Open cpaulik opened this issue 8 years ago • 10 comments

Reading Section 2.2 of the CF conventions I gather that I can only use np.byte datatypes but if valid_range is using np.ubyte values then the byte data should be interpreted as unsigned.

This is currently not the case in this library. If we want to support this during auto_mask_and_scale then I'm happy to look into it.

cpaulik avatar Dec 01 '15 10:12 cpaulik

You can use unsigned data types when the file is created with the NETCDF4 flag, or even in the old format if the file is created using the new NETCDF3_64BIT_DATA flag available in version 1.2.2 (4.4.0 of the C lib). So, unless I'm missing something, it seems the CF section you refer to is out of date, and is trying to work around a problem that no longer exists.

jswhit avatar Dec 01 '15 13:12 jswhit

https://github.com/cf-convention/CF-2/issues/3

jswhit avatar Dec 01 '15 13:12 jswhit

I guess I see your point though - there are probably a lot of files out there with byte variables that should be interpreted as unsigned.

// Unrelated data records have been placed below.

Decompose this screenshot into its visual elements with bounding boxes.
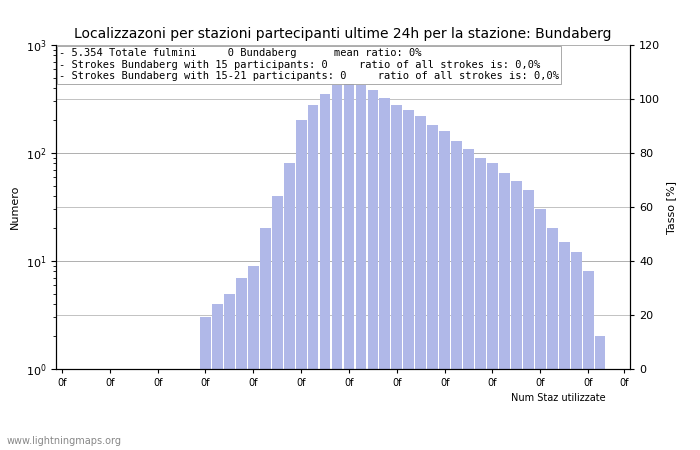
Bar <box>535 209 546 450</box>
Bar <box>356 85 366 450</box>
Bar <box>128 369 139 450</box>
Bar <box>415 116 426 450</box>
Bar <box>487 163 498 450</box>
Bar <box>595 337 606 450</box>
Bar <box>57 369 67 450</box>
Y-axis label: Tasso [%]: Tasso [%] <box>666 180 675 234</box>
Bar <box>92 369 103 450</box>
Bar <box>200 317 211 450</box>
Bar <box>499 173 510 450</box>
Bar <box>344 81 354 450</box>
Text: Num Staz utilizzate: Num Staz utilizzate <box>511 393 606 403</box>
Bar <box>153 369 163 450</box>
Bar <box>164 369 175 450</box>
Bar <box>308 105 318 450</box>
Bar <box>391 105 402 450</box>
Bar <box>523 190 533 450</box>
Bar <box>607 369 617 450</box>
Bar <box>224 293 234 450</box>
Bar <box>332 85 342 450</box>
Bar <box>559 242 570 450</box>
Bar <box>427 126 438 450</box>
Bar <box>320 94 330 450</box>
Title: Localizzazoni per stazioni partecipanti ultime 24h per la stazione: Bundaberg: Localizzazoni per stazioni partecipanti … <box>74 27 612 41</box>
Bar <box>296 121 307 450</box>
Bar <box>260 229 271 450</box>
Bar <box>619 369 629 450</box>
Bar <box>272 196 283 450</box>
Text: - 5.354 Totale fulmini     0 Bundaberg      mean ratio: 0%
- Strokes Bundaberg w: - 5.354 Totale fulmini 0 Bundaberg mean … <box>59 48 559 81</box>
Text: www.lightningmaps.org: www.lightningmaps.org <box>7 436 122 446</box>
Bar <box>188 369 199 450</box>
Bar <box>570 252 582 450</box>
Bar <box>80 369 91 450</box>
Bar <box>140 369 151 450</box>
Bar <box>452 141 462 450</box>
Bar <box>547 229 558 450</box>
Bar <box>403 110 414 450</box>
Bar <box>212 304 223 450</box>
Bar <box>379 99 390 450</box>
Bar <box>69 369 79 450</box>
Bar <box>511 181 522 450</box>
Bar <box>475 158 486 450</box>
Bar <box>236 278 246 450</box>
Bar <box>116 369 127 450</box>
Y-axis label: Numero: Numero <box>10 185 20 229</box>
Bar <box>248 266 259 450</box>
Bar <box>104 369 116 450</box>
Bar <box>583 271 594 450</box>
Bar <box>463 148 474 450</box>
Bar <box>440 131 450 450</box>
Bar <box>284 163 295 450</box>
Bar <box>176 369 187 450</box>
Bar <box>368 90 378 450</box>
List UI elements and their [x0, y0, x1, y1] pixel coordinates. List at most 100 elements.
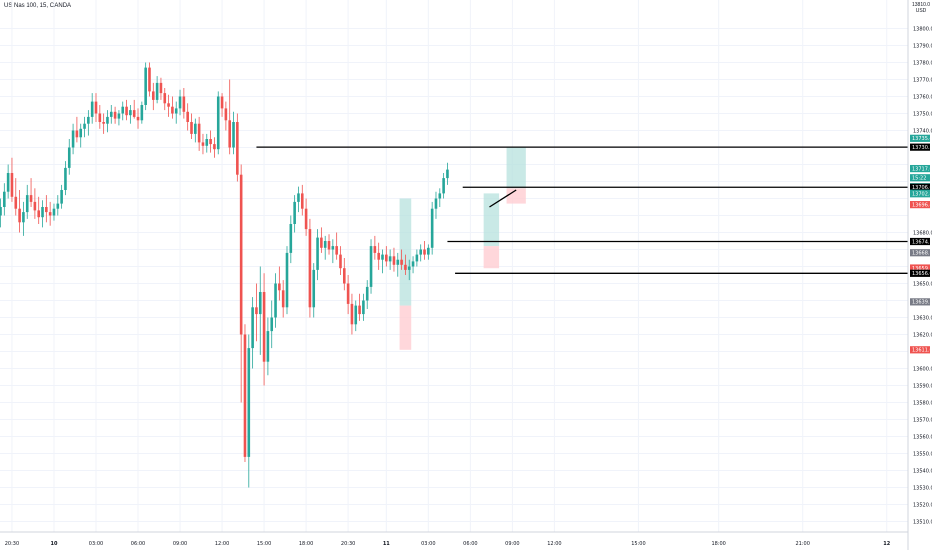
- candle-body[interactable]: [304, 208, 308, 230]
- candle-body[interactable]: [64, 167, 67, 190]
- candle-body[interactable]: [385, 254, 388, 262]
- candle-body[interactable]: [136, 116, 140, 121]
- candle-body[interactable]: [10, 173, 14, 197]
- candle-body[interactable]: [396, 259, 400, 265]
- candle-body[interactable]: [152, 91, 155, 100]
- candle-body[interactable]: [255, 307, 258, 315]
- candle-body[interactable]: [79, 128, 83, 138]
- candle-body[interactable]: [427, 247, 430, 255]
- candle-body[interactable]: [209, 139, 212, 145]
- candle-body[interactable]: [140, 105, 144, 121]
- candle-body[interactable]: [37, 210, 40, 218]
- candle-body[interactable]: [178, 96, 182, 109]
- candle-body[interactable]: [297, 193, 300, 202]
- candle-body[interactable]: [354, 305, 358, 325]
- candle-body[interactable]: [48, 212, 52, 216]
- currency-label[interactable]: 13810.0 USD: [912, 2, 930, 14]
- candle-body[interactable]: [258, 292, 262, 315]
- candle-body[interactable]: [113, 111, 117, 119]
- candle-body[interactable]: [362, 300, 365, 315]
- candle-body[interactable]: [236, 122, 239, 175]
- candle-body[interactable]: [144, 67, 147, 105]
- candle-body[interactable]: [411, 261, 415, 267]
- candle-body[interactable]: [220, 96, 224, 109]
- candle-body[interactable]: [45, 207, 48, 213]
- candle-body[interactable]: [41, 207, 44, 218]
- candle-body[interactable]: [323, 241, 327, 248]
- candle-body[interactable]: [94, 101, 98, 114]
- candle-body[interactable]: [102, 122, 105, 124]
- candle-body[interactable]: [251, 307, 254, 349]
- candle-body[interactable]: [121, 106, 125, 114]
- candle-body[interactable]: [308, 229, 312, 308]
- trendline-group[interactable]: [489, 189, 517, 208]
- candle-body[interactable]: [377, 252, 380, 260]
- candle-body[interactable]: [155, 82, 159, 100]
- candle-body[interactable]: [346, 283, 350, 304]
- candle-body[interactable]: [442, 178, 445, 194]
- candle-body[interactable]: [327, 241, 331, 250]
- candle-body[interactable]: [71, 130, 75, 148]
- candle-body[interactable]: [109, 111, 113, 117]
- candle-body[interactable]: [182, 96, 186, 112]
- candle-body[interactable]: [205, 139, 209, 146]
- candle-body[interactable]: [90, 101, 94, 117]
- candle-body[interactable]: [125, 106, 128, 116]
- candle-body[interactable]: [56, 203, 60, 209]
- candle-body[interactable]: [274, 283, 277, 318]
- candle-body[interactable]: [190, 122, 193, 134]
- candle-body[interactable]: [52, 208, 56, 216]
- time-axis[interactable]: 20:30 10 03:00 06:00 09:00 12:00 15:00 18:00 20:…: [5, 541, 932, 547]
- candle-body[interactable]: [293, 201, 296, 224]
- candle-body[interactable]: [106, 116, 109, 124]
- candle-body[interactable]: [365, 286, 369, 301]
- candle-body[interactable]: [174, 108, 178, 114]
- candle-body[interactable]: [6, 173, 10, 192]
- candle-body[interactable]: [369, 246, 373, 287]
- candle-body[interactable]: [228, 120, 231, 148]
- candle-body[interactable]: [25, 195, 29, 213]
- candle-body[interactable]: [14, 196, 18, 209]
- candle-body[interactable]: [60, 190, 63, 204]
- candle-body[interactable]: [381, 254, 384, 260]
- candle-body[interactable]: [213, 144, 216, 150]
- candle-body[interactable]: [446, 169, 449, 179]
- candle-body[interactable]: [197, 123, 201, 143]
- candle-body[interactable]: [171, 106, 174, 114]
- candle-body[interactable]: [343, 268, 346, 284]
- candle-body[interactable]: [404, 264, 407, 270]
- candle-body[interactable]: [316, 237, 319, 270]
- candle-body[interactable]: [87, 116, 90, 124]
- candle-body[interactable]: [201, 142, 205, 146]
- candle-body[interactable]: [400, 259, 403, 265]
- candle-body[interactable]: [373, 246, 377, 253]
- horizontal-levels[interactable]: [256, 146, 908, 274]
- candle-body[interactable]: [117, 113, 121, 119]
- candle-body[interactable]: [129, 110, 132, 116]
- candle-body[interactable]: [423, 249, 426, 255]
- candle-body[interactable]: [159, 82, 163, 94]
- candle-body[interactable]: [331, 246, 335, 250]
- candle-body[interactable]: [289, 224, 293, 253]
- candle-body[interactable]: [270, 317, 274, 332]
- candle-body[interactable]: [278, 283, 281, 291]
- candle-body[interactable]: [266, 331, 270, 362]
- candle-body[interactable]: [285, 252, 289, 308]
- candle-body[interactable]: [300, 193, 304, 209]
- candle-body[interactable]: [312, 269, 316, 308]
- candle-body[interactable]: [392, 256, 396, 265]
- candle-body[interactable]: [358, 305, 361, 315]
- candle-body[interactable]: [98, 113, 102, 123]
- candle-body[interactable]: [29, 195, 33, 202]
- candle-body[interactable]: [3, 191, 6, 207]
- candle-body[interactable]: [232, 122, 235, 148]
- candle-body[interactable]: [18, 208, 21, 223]
- candle-body[interactable]: [434, 198, 438, 209]
- candle-body[interactable]: [335, 246, 338, 255]
- candle-body[interactable]: [438, 193, 442, 199]
- candle-body[interactable]: [0, 207, 2, 216]
- candle-body[interactable]: [419, 249, 422, 255]
- candle-body[interactable]: [75, 130, 79, 138]
- candles[interactable]: [0, 62, 449, 488]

Are you proposing we check valid_range and returned an np.uint8 array if valid_range indicates the data is unsigned?

Not sure where auto_mask_and_scale enters into it...

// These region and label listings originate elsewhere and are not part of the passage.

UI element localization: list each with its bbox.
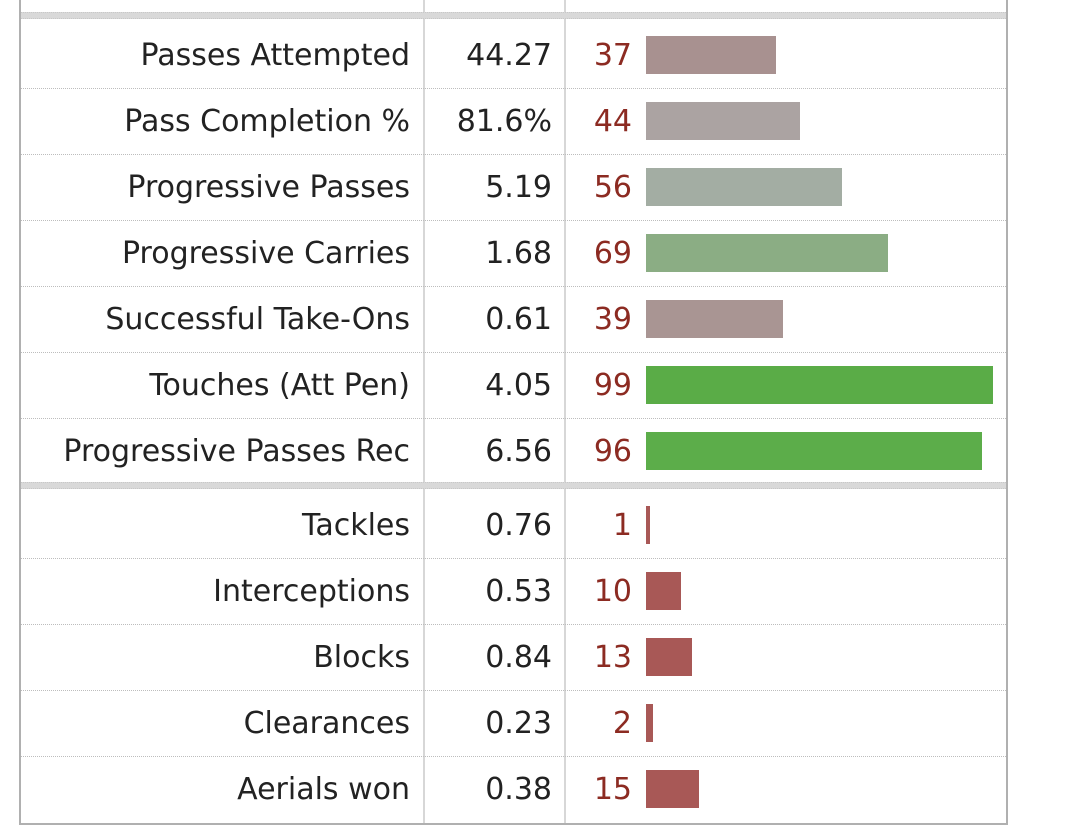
- stat-label: Progressive Carries: [121, 235, 410, 271]
- percentile-bar: [646, 638, 692, 676]
- table-row: Progressive Carries 1.68 69: [21, 220, 1006, 287]
- percentile-label: 96: [593, 433, 632, 469]
- stat-label: Progressive Passes: [127, 169, 410, 205]
- per90-value: 0.61: [485, 301, 552, 337]
- per90-value: 44.27: [466, 37, 552, 73]
- table-row: Clearances 0.23 2: [21, 690, 1006, 757]
- percentile-bar: [646, 300, 783, 338]
- stat-label: Touches (Att Pen): [149, 367, 410, 403]
- section-separator: [21, 482, 1006, 489]
- percentile-label: 15: [593, 771, 632, 807]
- stat-label: Aerials won: [237, 771, 410, 807]
- percentile-label: 56: [593, 169, 632, 205]
- percentile-bar: [646, 506, 650, 544]
- per90-value: 6.56: [485, 433, 552, 469]
- stat-label: Clearances: [243, 705, 410, 741]
- percentile-bar: [646, 366, 993, 404]
- percentile-bar: [646, 432, 982, 470]
- percentile-bar: [646, 704, 653, 742]
- percentile-bar: [646, 572, 681, 610]
- percentile-bar: [646, 234, 888, 272]
- percentile-label: 44: [593, 103, 632, 139]
- table-row: Tackles 0.76 1: [21, 492, 1006, 559]
- per90-value: 5.19: [485, 169, 552, 205]
- stat-label: Blocks: [313, 639, 410, 675]
- column-divider: [564, 0, 566, 823]
- stat-label: Pass Completion %: [124, 103, 410, 139]
- per90-value: 0.53: [485, 573, 552, 609]
- table-row: Touches (Att Pen) 4.05 99: [21, 352, 1006, 419]
- table-row: Aerials won 0.38 15: [21, 756, 1006, 822]
- percentile-label: 37: [593, 37, 632, 73]
- stat-label: Tackles: [301, 507, 410, 543]
- table-row: Successful Take-Ons 0.61 39: [21, 286, 1006, 353]
- table-row: Pass Completion % 81.6% 44: [21, 88, 1006, 155]
- stat-label: Passes Attempted: [140, 37, 410, 73]
- percentile-label: 2: [612, 705, 632, 741]
- table-row: Blocks 0.84 13: [21, 624, 1006, 691]
- stat-label: Successful Take-Ons: [105, 301, 410, 337]
- table-row: Progressive Passes Rec 6.56 96: [21, 418, 1006, 485]
- stat-label: Progressive Passes Rec: [63, 433, 410, 469]
- percentile-label: 69: [593, 235, 632, 271]
- percentile-bar: [646, 770, 699, 808]
- per90-value: 1.68: [485, 235, 552, 271]
- percentile-label: 39: [593, 301, 632, 337]
- percentile-bar: [646, 102, 800, 140]
- percentile-table: Passes Attempted 44.27 37 Pass Completion %…: [19, 0, 1008, 825]
- per90-value: 81.6%: [456, 103, 552, 139]
- per90-value: 4.05: [485, 367, 552, 403]
- per90-value: 0.38: [485, 771, 552, 807]
- percentile-label: 13: [593, 639, 632, 675]
- column-divider: [423, 0, 425, 823]
- percentile-label: 10: [593, 573, 632, 609]
- table-row: Passes Attempted 44.27 37: [21, 22, 1006, 89]
- table-row: Interceptions 0.53 10: [21, 558, 1006, 625]
- stat-label: Interceptions: [213, 573, 410, 609]
- percentile-bar: [646, 36, 776, 74]
- section-separator: [21, 12, 1006, 19]
- percentile-bar: [646, 168, 842, 206]
- percentile-label: 1: [612, 507, 632, 543]
- percentile-label: 99: [593, 367, 632, 403]
- per90-value: 0.76: [485, 507, 552, 543]
- per90-value: 0.23: [485, 705, 552, 741]
- per90-value: 0.84: [485, 639, 552, 675]
- table-row: Progressive Passes 5.19 56: [21, 154, 1006, 221]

jswhit avatar Dec 01 '15 13:12 jswhit

Writing ubyte is very possible with the library. The problem I'm having is that I work in a project where the data has to be CF-conform according to the Compliance Checker so I can not use ubyte even though it would be technically possible and sensible.

Long story short: Yes I do propose that we check valid_range, valid_min and valid_max attributes and return np.uint8 if these attributes have unsigned data type.

I guess the decision would be: if both attributes of valid_range are uint8 or if both valid_min and valid_max are uint8 then return uint8 Should this be the default or is it too likely that this conversion would break somebodies code?

On second thought auto_mask_and_scale does not really enter into it since it is only for offset and scale factor.

cpaulik avatar Dec 01 '15 15:12 cpaulik

Do you want np.uint8 if if valid_range is unsigned, or if valid_min > 0? The only thing that concerns me about this is that up until now we have left metadata conventions to be the concern of downstream applications, and let netcdf4-python handle the general low-level detail of reading and writing. However, in this case I don't see the harm of returning an unsigned numpy array if the valid_min/valid_max indicate that the data should fit. What is the real benefit though - client code could always cast the array to uint as needed, right?

jswhit avatar Dec 01 '15 18:12 jswhit

Long story short: Yes I do propose that we check valid_range, valid_min and valid_max attributes and return np.uint8 if these attributes have unsigned data type.

I am :-1: on returning data with a different data type to follow CF conventions, unless the option can be toggled on/off. For tools like xray, we definitely don't want to be using this behavior in netCDF4. My preference would be for such new behavior to be opt in, because it would be slightly trickier to disable it otherwise in a cross-version compatible manner.

The only thing that concerns me about this is that up until now we have left metadata conventions to be the concern of downstream applications, and let netcdf4-python handle the general low-level detail of reading and writing.

This is exactly my perspective :+1:.

shoyer avatar Dec 02 '15 18:12 shoyer

I am also a :+1: to leave any convention, beyond those that define what a netCDF file is, to the downstream applications.

ocefpaf avatar Dec 02 '15 18:12 ocefpaf

That is fine with me. But the question is then what of the netCDF Attribute conventions should be implemented?

Should we follow http://www.unidata.ucar.edu/software/netcdf/docs/netcdf.html ? If so then the section about Attribute Conventions specifies the same implicit conversion in the section about signedness which says

Deprecated attribute, originally designed to indicate whether byte values should be treated as signed or unsigned. The attributes valid_min and valid_max may be used for this purpose. For example, if you intend that a byte variable store only non-negative values, you can use valid_min = 0 and valid_max = 255

cpaulik avatar Dec 02 '15 19:12 cpaulik

Anyway. If we want this then it should definitely be opt-in.

cpaulik avatar Dec 02 '15 19:12 cpaulik

Generally the netcdf libraries dont use the attribute conventions (except for the reserved _ (underscore) attributes). its up to the "user" to handle that. in java we have a wrapper class that will take into account attribute conventions, so the user can get it with or without.